It was September 20, 1979, a beautiful day “unusually warm for Berlin"He confided to me Enzo Piergianni, an Italian colleague who lived in Colony and worked at the editing of the broadcasts in Italian of the Wdr, the Westdeutscher Rundfunk, then the most listened to radio of the West Germany, "The summer is ending and the sun honors Pertini …", the head of a state that for many Germans meant the country of the holidays and the heat. Our president maintained a grave and frowning air, and for once decided to communicate his state of mind with silence.
I asked him if he intended to comment on what he had seen, precisely because I had managed to capture that whisper of dismay and anger. He stared into my eyes and replied: "I saw what you saw, what you all saw. You can imagine what my mood is. Don't ask me any more ". In hindsight, he was skilled dissociation: his profound indignation would have caused a diplomatic incident and the Quirinale cautiously wanted to avoid it.
Moreover, Pertini had already expressed his thoughts in the speech the day before on the occasion of the toast with the president of Federal Republic of Germany, Karl Carstens: “Advances in technology and communications are reducing the spaces that at other times seemed vast. Borders lose the meaning they had. It is the time of the great international communities.
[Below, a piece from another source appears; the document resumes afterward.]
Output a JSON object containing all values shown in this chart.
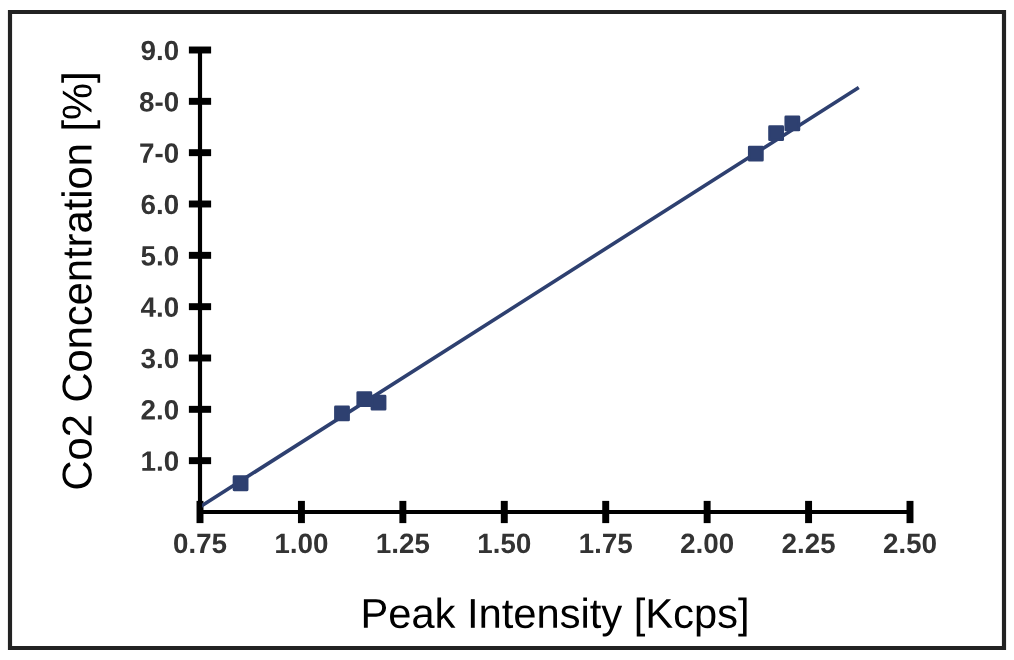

THE'United Europe must be one of these … ", and it was clear the indirect reference to the Wall that divided Germany in two," a united Europe can do the work of mediation in defense of peace (…) if it is true that Europe was the cradle of reason, reason prevails and security comes to total disarmament it is checked. Hunger and misery can validly be fought. The arsenals of war are emptied, sources of death; let the granaries be filled, sources of life. Utopias, these? How many utopias have become reality … ".
Here, I thought back to these words that Pertini pronounced, ten years before the collapse of a symbolic, atrociously symbolic barrier that split Europe and freedom into two. Whatever you say and write today, that Wall was the physical, tangible, more than ever threatening, representation of the death of every right, of the democracy: an unbreakable frontier between east and west, the symbol of the Cold War.
Thirty years ago we were happy and euphoric for what was beginning to happen in Berlin, with live TV shows showing the exuberant crowd, in celebration, the young people singing, playing, dismantling pieces of that four-meter-high concrete fence, 155 kilometers long, and in those hours nobody was so presumptuous as to hypothesize the future, the destiny and evolution of democracy, the relocation of the Great Powers, the collapse of theSoviet Union, the irruption of the Communist China in the empire of the most unbridled capitalism … no, only after a few days did we begin to judge, to analyze, to tell us that political and economic liberalism had finally won the challenge with Communism, and that it would become the example to follow for those who had believed in the primacy of socialism.
Today, liberal democracy no longer seems to us to be the legitimate model, but one of the models that are not always virtuous: indeed, its evolution has created ever greater inequalities and a political class that is often infamous, incapable, incompetent (we well know the Italians). There is now a parallel anti-liberal space, as suggested Michel Duclos, former French ambassador who has just written the essay Le Monde des nouveaux autoritaires (released in France on November 13th for the types ofInstitut Montaigne et editions de l'Observatoire), which brings together several populist rulers and nationalists deployed against traditional democracies, and that has in Donald Trump the most important figure, a sort of commander-in-chief who leads the populist wave and orders its authoritarianism.
I confess, therefore, that on 9 November 30 years ago no one was prepared for the historical upheaval that would have been unleashed following the sudden dismantling – in fact, to destroy the Wall it would have taken months – not just a physical but above all a frontier ideological, democracy versus regime, freedom against dictatorship.
Even the same Mikhail Gorbachev, only two months earlier, he had been ambiguous in his meeting with the former German chancellor Willy Brandt, received in the Kremlin, who asked him: "In your opinion, Mr. Secretary, will the Germans be able to return to live under the same roof one day?" (Gorbachev's former advisor, Andrei Gratchev told us so often foreigners who worked in Moscow).
That day in September of 1989, Gorbachev was able to juggle, since a precise answer, in one way or the other, would have triggered dangerous reactions, and the ones he feared most were within theUSSR: "The Wall has not always existed, so nothing says it will be eternal. We leave the answer to History ".